Herşey de neden aramak saçmadır bazen.düşünceler dönüşemez ya hani sözcüklere.
ansızın gelir ya acılar nedensiz sebepsiz...
Ağlarsın mesela,neye neden diye sormazsın sadece süzülür birkaç damla zaten yoktur nedeni...Anlamaz insanlar anlatamazsın oysa gözlerime baktığımda ben anlarım.
İsterim ki yalnız bana ait birşeyler olmalı, huzur dolaşmalı kanımda ve içimde mutluluk kaynağı olmalı.gizlemekten yorulduğumda patlamalı volkan gibi şiddetli bir o kadar da sakince..sonra toparlanmalı kaldığı yerden acılar ve tekrar tekrar...
Ben hep giderim aslında kaçarım kendimden ustalıkla, kendim olmaktan cıkarım böylece umut edip bekleyen biri yerine yepyeni bir hayata başlamak için umuda ihtiyacı olmayan bir beden oluveririm ve o zamanlar hiçbir ayrılık hiçbir kopuş düşünülemez.ama işte o zaman doğru düşünürüm başkalarıyla birlikte ve onlar için düşünürüm.
Yazmak için kaçma mecburiyetindeyim.
kavuşmalar ve sonrasında ayrılıklar hangi şairin kaleminden geçmedi?
Kim acı çekmedi bu yüzden?
Kim hayalini kurmadı sevgilinin saclarını oksayıp yanağına buse kondurduğu bahar sabahının hayalini...
Kavuşabilmek için göze alındı terkedilmek bir çok kez.Ne hazin!
Kahkalar çınlatmakta her köşe başını ama kafalarda soru işaretleri hiç mi olmadı..?
insanların küçük geldiği oluyor bazen bana bütün sesler çirkin geliyor kulaklarımı açık bıraktığımda görmeden duymadan kuşkularla acılarla yaşamak uçurumların kenarında yüzüne çarpan bir esinti gibi geliyor.
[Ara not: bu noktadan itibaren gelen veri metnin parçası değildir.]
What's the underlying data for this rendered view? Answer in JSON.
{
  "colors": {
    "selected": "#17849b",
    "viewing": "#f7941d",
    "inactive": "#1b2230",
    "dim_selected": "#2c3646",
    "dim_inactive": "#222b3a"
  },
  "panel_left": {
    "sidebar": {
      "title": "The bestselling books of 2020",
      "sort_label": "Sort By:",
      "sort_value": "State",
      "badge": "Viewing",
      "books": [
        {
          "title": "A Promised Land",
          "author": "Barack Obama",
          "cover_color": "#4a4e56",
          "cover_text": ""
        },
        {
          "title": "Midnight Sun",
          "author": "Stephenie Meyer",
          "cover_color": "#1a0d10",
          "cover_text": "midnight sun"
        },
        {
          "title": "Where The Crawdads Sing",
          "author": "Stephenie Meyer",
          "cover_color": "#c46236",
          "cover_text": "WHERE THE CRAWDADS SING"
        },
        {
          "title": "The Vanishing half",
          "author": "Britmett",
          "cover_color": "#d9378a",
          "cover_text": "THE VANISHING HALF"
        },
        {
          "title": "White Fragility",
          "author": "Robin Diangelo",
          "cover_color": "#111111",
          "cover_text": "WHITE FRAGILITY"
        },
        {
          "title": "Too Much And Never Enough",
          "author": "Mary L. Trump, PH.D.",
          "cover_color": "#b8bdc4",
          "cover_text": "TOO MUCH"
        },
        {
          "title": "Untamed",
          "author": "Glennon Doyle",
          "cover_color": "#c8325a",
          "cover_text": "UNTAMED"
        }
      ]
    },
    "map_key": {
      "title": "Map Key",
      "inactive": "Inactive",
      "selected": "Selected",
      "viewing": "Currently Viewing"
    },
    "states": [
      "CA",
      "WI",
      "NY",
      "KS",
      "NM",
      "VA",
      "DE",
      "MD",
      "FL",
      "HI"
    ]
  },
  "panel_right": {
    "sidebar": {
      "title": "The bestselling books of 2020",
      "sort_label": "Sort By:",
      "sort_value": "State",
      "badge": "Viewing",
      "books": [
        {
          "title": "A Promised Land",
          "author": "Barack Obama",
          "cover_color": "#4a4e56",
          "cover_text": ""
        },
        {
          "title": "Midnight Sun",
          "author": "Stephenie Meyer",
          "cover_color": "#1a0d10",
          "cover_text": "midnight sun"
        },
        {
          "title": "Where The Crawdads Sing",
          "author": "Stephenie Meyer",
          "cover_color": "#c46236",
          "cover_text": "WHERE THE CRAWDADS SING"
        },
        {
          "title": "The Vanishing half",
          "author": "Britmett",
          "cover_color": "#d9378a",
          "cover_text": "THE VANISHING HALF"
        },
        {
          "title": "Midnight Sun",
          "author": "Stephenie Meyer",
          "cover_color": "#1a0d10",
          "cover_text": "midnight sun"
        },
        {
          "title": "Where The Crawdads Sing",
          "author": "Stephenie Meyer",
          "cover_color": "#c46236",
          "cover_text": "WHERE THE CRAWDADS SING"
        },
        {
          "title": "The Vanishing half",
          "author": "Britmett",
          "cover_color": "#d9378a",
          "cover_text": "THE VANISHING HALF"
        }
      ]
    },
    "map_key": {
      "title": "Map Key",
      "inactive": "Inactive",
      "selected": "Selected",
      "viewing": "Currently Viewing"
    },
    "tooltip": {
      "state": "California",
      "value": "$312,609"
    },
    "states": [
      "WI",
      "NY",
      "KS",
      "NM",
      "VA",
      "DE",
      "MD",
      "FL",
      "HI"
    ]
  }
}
Yalnızlık bir çok olup anlaşılamaktan ve anlayamamaktan çok daha güzel..kendini anlayamasa da insan kırılamıyor işte. Kaybetme korkusu kıskanclık can sıkıntısından korusa da günden güne güçsüzleştiriyor işte.Aslında şöyle bir konu vardı her bakışta gördüğümüz kendi bakısımızdı.acılarımızı başkalarının yüzlerine hapsedip sonra onların sanıyorduk.duyduğumuz uğultular cızırtılar kendi sesimizdi.ve ben artık pencerelerdenn taşan kahkalardan başka bir şey duyamıyorum onlarında bana ait olmadığı apaçık...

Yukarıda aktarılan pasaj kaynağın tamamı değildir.